Pedal Curve - Geometrical Properties

Geometrical Properties

Consider a right angle moving rigidly so that one leg remains on the point P and the other leg is tangent to the curve. Then the vertex of this angle is X and traces out the pedal curve. As the angle moves, its direction of motion at P is parallel to PX and its direction of motion at R is parallel to the tangent T = RX. Therefore the instant center of rotation is the intersection of the line perpendicular to PX at P and perpendicular to RX at R, and this point is Y. If follows that the tangent to the pedal at X is perpendicular to XY.

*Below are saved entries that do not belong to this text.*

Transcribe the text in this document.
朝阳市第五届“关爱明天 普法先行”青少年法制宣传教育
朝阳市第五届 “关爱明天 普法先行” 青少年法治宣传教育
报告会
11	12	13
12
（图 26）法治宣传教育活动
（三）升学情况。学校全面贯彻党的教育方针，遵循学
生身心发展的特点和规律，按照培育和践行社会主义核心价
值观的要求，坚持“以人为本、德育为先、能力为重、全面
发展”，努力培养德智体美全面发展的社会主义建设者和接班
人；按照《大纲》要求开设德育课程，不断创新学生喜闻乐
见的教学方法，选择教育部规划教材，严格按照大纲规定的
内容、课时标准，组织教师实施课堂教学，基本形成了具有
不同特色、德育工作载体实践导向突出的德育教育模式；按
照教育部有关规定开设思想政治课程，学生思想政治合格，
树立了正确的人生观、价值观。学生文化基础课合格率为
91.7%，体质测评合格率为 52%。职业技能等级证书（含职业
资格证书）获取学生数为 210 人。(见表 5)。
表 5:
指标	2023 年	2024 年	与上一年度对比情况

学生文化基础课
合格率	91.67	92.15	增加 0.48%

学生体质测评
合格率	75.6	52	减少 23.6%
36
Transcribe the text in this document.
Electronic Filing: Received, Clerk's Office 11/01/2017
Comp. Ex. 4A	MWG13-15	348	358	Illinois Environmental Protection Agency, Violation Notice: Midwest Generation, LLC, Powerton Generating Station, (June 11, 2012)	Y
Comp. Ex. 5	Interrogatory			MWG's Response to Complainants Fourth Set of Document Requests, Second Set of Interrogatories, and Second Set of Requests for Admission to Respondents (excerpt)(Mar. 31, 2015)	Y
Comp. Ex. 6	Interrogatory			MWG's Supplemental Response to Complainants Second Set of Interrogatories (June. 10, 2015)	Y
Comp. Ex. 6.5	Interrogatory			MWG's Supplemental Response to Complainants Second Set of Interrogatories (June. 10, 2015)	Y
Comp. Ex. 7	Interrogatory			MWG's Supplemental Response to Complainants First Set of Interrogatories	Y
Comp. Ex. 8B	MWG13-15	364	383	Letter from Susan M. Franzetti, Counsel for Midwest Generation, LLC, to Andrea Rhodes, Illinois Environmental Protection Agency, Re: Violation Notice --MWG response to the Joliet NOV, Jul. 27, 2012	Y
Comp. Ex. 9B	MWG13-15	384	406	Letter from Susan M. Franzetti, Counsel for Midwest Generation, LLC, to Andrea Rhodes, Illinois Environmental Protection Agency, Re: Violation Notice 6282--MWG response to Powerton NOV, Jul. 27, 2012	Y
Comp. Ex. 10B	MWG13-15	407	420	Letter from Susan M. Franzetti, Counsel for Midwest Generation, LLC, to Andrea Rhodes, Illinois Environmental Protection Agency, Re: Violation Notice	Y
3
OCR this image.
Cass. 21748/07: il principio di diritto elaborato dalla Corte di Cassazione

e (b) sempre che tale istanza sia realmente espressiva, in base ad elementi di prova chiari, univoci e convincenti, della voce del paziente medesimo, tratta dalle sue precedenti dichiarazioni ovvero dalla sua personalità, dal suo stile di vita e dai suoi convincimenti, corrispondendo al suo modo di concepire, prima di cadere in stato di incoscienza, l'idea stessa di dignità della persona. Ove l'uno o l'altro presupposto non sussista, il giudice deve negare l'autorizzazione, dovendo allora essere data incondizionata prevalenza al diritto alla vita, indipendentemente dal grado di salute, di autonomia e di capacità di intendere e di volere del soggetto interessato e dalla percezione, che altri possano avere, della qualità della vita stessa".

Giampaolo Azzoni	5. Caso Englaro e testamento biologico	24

Draw a circle with diameter PR, then it circumscribes rectangle PXRY and XY is another diameter. The circle and the pedal are both perpendicular to XY so they are tangent at X. Hence the pedal is the envelope of the circles with diameters PR where R lies on the curve.

The line YR is normal to the curve and the envelope of such normals is its evolute. Therefore YR is tangent to the evolute and the point Y is the foot of the perpendicular from P to this tangent, in other words Y is on the pedal of the evolute. It follows that the contrapedal of a curve is the pedal of its evolute.

Let C′ be the curve obtained by shrinking C by a factor of 2 toward P. Then the point R′ corresponding to R is the center of the rectangle PXRY, and the tangent to C′ at R′ bisects this rectangle parallel to PY and XR. A ray of light starting from P and reflected by C′ at R' will then pass through Y. The reflected ray, when extended, is the line XY which is perpendicular to the pedal of C. The envelope of lines perpendicular to the pedal is then the envelope of reflected rays or the catacaustic of C′. This proves that the catacaustic of a curve is the evolute of its orthotomic.

As noted earlier, the circle with diameter PR is tangent to the pedal. The center of this circle is R′ which follows the curve C′. It follows that the envelope of circles through a fixed point and whose centers lie on a given curve is the orthotomic of the curve.

Let D′ be a curve congruent to C′ and let D′ roll without slipping, as in the definition of a roulette, on C′ so that D′ is always the reflection of C′ with respect to the line to which they are mutually tangent. Then when the curves touch at R′ the point corresponding to P on the moving plane is X, and so the roulette is the pedal curve. Equivalently, the orthotomic of a curve is the roulette of the curve on its mirror image.